Gaza Screams for Life

Palestinian women near the Israel-Gaza border on March 29, a day before the start of a six-week sit-in by Palestinians that turned deadly.CreditMohammed Salem/Reuters
Palestinian women near the Israel-Gaza border on March 29, a day before the start of a six-week sit-in by Palestinians that turned deadly.CreditMohammed Salem/Reuters

The five veiled women were gesturing, confidently, at other women to get closer. They wanted more voices to join in. My friend and I had already made it past the designated protest line and were next to the journalists and the ambulances standing by. We got closer still. Rhythmically, the women chanted “Going Back,” a cult song by the Palestinian activist poet Abu Arab, drawing demonstrators into their small concert. They ululated and then sang some more.

A couple of children were jumping up and down, screaming out the few lyrics they knew: “I will return to my country. To the green land, I will return.” The crowd, a few hundred strong, armed with nothing but cellphones, clapped along. People stood on a farmer’s land, on the edge of Al-Zaytun, an eastern area of Gaza City, looking out onto the green fields beyond the Israeli snipers’ helmets and sand barriers.

A group of clowns with white face paint and red noses squeaked noisily in the rising and falling tones of Gaza’s Arabic dialect and hopped around.

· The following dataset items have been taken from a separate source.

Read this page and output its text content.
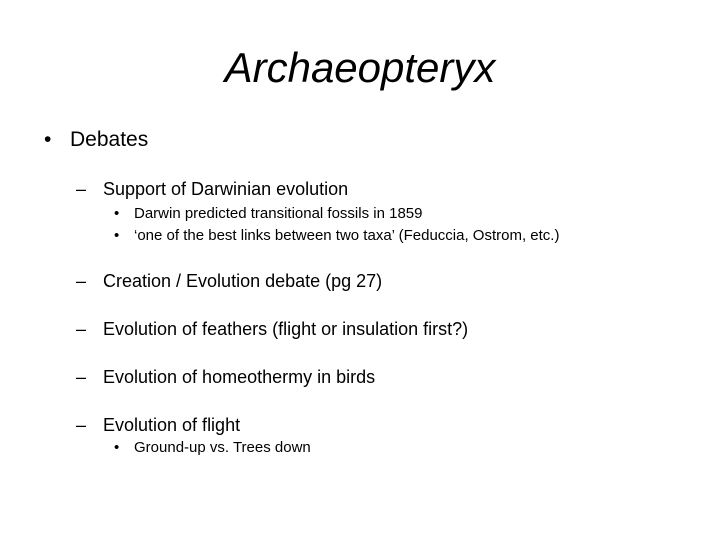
Archaeopteryx
• Debates
– Support of Darwinian evolution
• Darwin predicted transitional fossils in 1859
• ‘one of the best links between two taxa’ (Feduccia, Ostrom, etc.)
– Creation / Evolution debate (pg 27)
– Evolution of feathers (flight or insulation first?)
– Evolution of homeothermy in birds
– Evolution of flight
• Ground-up vs. Trees down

One of them grabbed a mic in front of a TV camera and started imitating news correspondents, quacking unintelligibly but as determined as if he were saying real words.

This was Sunday. On Friday, the first day of what was supposed to be an extended peaceful sit-in, Israeli soldiers had shot into another crowd of some 30,000 Palestinians who had gathered by the border to commemorate the killing in 1976 of six Palestinian citizens of Israel during another protest still, over Israel’s expropriation of Arab land. At least 15 demonstrators were killed last week.

On Sunday, people lined up some 200 meters away from the fence separating them from the Israeli soldiers. Palestinian men in civilian clothes wouldn’t allow them any closer. Only one man in a mobility scooter couldn’t be stopped from entering the hot zone between the crowd and the fence.

When he entered the area, several rounds of bullets sounded out, but he wasn’t hit. “They don’t want to kill another disabled activist,” one of the journalists said. He was referring to Ibrahim Abu Thuraya, who had lost his legs (reportedly in a 2008 Israeli airstrike) and was shot in the head during a demonstration in Gaza in December. “Otherwise, he would have been killed a while ago,” the journalist added, about the man in the special scooter.

More bursts came, sudden and loud. The protesters got down. When they realized it was tear gas that had been fired, they straightened up. Lines of white smoke streaked up the blue sky and then dropped to the ground; a low cloud draped the figure of the disabled man on his machine. Moments later, paramedics rushed to help him. Eleven people were injured on Sunday in various protests throughout the Gaza Strip, according to Gaza’s health ministry.

One of the women who had been howling, her eyes lined in kohl and blurry with tears, said: “This march is uniting us, if nothing else. Men and women of all backgrounds.” A sense of togetherness did seem to have developed among the small number of people gathered in front of the lurking Israeli snipers. “It’s not a march to return to our land at this very moment. It’s a way for us to speak and to raise our voices,” the woman said. Behind the protesters three boys aged 10 to 13 were playing football, kicking the ball high in the sky, well within range of the snipers’ viewfinders.

The protesters who gathered under the burning midday sun displayed a kind of resigned hope. As if to say: We have nothing to lose, so we come here to scream our lungs out. Some knew well that they risked more than burned skin and a sore throat; they had been injured on Friday. One man came on crutches and hopped about on one foot, the other foot swinging from a scaffolding of metal sticks and screws.

I left the protest thinking of the rest of Gaza — shellshocked for years, its borders closed and its United Nations-funded infrastructure in decay. I thought of the kids in my neighborhood who play football in what used to be the ground floor of a tall residential building, with bare concrete columns and poking iron rods as their only audience. And I thought: Once again, Gaza the Injured has come out to protest, and to scream for life.

Rawan Yaghi, a writer based in Gaza, contributed to the 2014 anthology Gaza Writes Back.